M Night Shyamalan  sembra essere tornato in grande stile. Il regista americano di origine indiana, aveva iniziato la sua carriera dietro la macchina da presa con Il Sesto Senso del 1999 e Unbreakable del 2000, due film molto apprezzati dalla critica e interpretati dal grande Bruce Willis. Poi tra il 2008 e il 2013 ha avuto una leggera flessione dirigendo film come E venne il giorno con Mark Wahlberg, L’ultimo dominatore dell’aria e After Earth con Will Smith e il figlio Jaden.

Nel 2015 con l’horror The Visit  Night Shyamalan era tornato ai livelli dei suoi esordi registi. La pellicola con protagonisti due fratelli di 13 e 15 anni che vanno in vacanza dai i nonni nella speranza di ricucirne il rapporto ma poi scoprono alcuni loro comportamenti strani ed inquietanti, ha convito la critica non solo oltreoceano ma anche quella europea.

A distanza di due anni, il 26 gennaio 2017 il regista è uscito nelle sale sia americane che italiane con Split. Il film è un horror thriller  basato su una storia vera, un caso mediatico che aveva sconvolto gli USA di fine anni settanta.  Billy Milligan era un criminale affetto da disturbo dissociativo della personalità, aveva rapito, violentato e rapinato tre ragazze universitarie. Questo disturbo, all’epoca era considerato una nevrosi e non una psicosi.  Per questo venne assolto  per infermità mentale.

Il protagonista di Split è Kevin un ragazzo che è stato vittima di abuso infantile che gli ha provocato un grave disturbo dissociativo della personalità. Nella sua mente abitano 23 personalità.  Una di queste che prende il nome di Dennis, la più pericolosa, rapisce tre adolescenti nel parcheggio di un centro commerciale e le rinchiude in una cantina. Quindi nella pellicola troviamo anche altre personalità come quella Hedwig un bambino di nove anni, Barry un uomo appassionato di moda che contatta la dottoressa Karen Fletcher per delle sedute nel suo studio psichiatrico e infine Patricia la padrona di casa.  Nel film ci sono anche dei flashback sull’infanzia di Casey una delle tre adolescenti rapite. Anche lei ha subito degli abusi e quindi spiega alle altre due ragazze che bisogna aspettare il momento migliore per coglierlo di sorpresa e provare a fuggire. Durante una delle sedute nello studio della dottoressa Karen Fletcher, Barry parla di una 24 personalità chiamata la “Bestia”.

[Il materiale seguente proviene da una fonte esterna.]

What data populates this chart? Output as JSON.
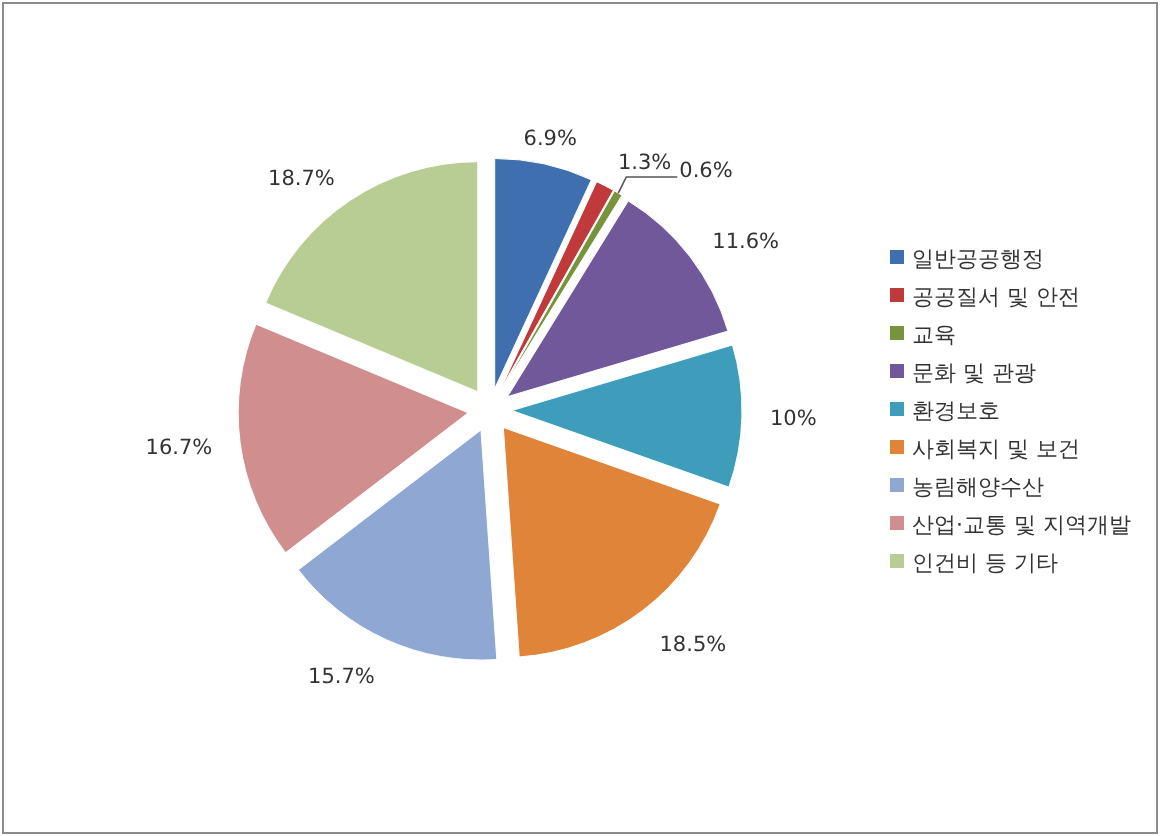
{
  "chart_data": {
    "type": "pie",
    "categories": [
      "일반공공행정",
      "공공질서 및 안전",
      "교육",
      "문화 및 관광",
      "환경보호",
      "사회복지 및 보건",
      "농림해양수산",
      "산업·교통 및 지역개발",
      "인건비 등 기타"
    ],
    "values": [
      6.9,
      1.3,
      0.6,
      11.6,
      10,
      18.5,
      15.7,
      16.7,
      18.7
    ],
    "value_labels": [
      "6.9%",
      "1.3%",
      "0.6%",
      "11.6%",
      "10%",
      "18.5%",
      "15.7%",
      "16.7%",
      "18.7%"
    ],
    "colors": [
      "#3f6fae",
      "#c0393b",
      "#77933c",
      "#71589a",
      "#3d9dbb",
      "#e0843a",
      "#8ea8d3",
      "#d08f8e",
      "#b7cd94"
    ],
    "legend": "right"
  }
}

Quindi possiamo dire che Split è un film che tiene lo spettatore incollato alla poltrona della sala cinematografica dall’inizio alla fine.  Di questa pellicola si può apprezzare la trama, la regia di Shyamalan  che dopo ben 18 anni è diventata più matura e l’interpretazione di James Mcavoy nel ruolo di Kevin. Le personalità sembrano essere interpretate da attori diversi, invece a districarsi magistralmente in questo ruolo complesso è l’attore scozzese. La pellicola non è stata candidata a questi Oscar perchè uscita a gennaio, ma per quelli del 2018 merita una nomination come miglior film, una come miglior regia  con Night Shyamalan  e anche una candidatura come miglior attore protagonista per  James McAvoy.  In questo film ho trovato una grande interpretazione anche di Anya-Taylor-Joy nel ruolo di Casey. Il pubblico sicuramente ricorderà la sua interpretazione di Thomasin  nell’Horror The Witch del 2015.

Se siete amanti degli horror-thriller, fan di Shyamalan oppure dell’attore scozzese James McAvoy  allora Split è il film giusto per voi. Essendo uscito da meno di due settimane potete trovarlo ancora al cinema. Non ne rimarrete delusi.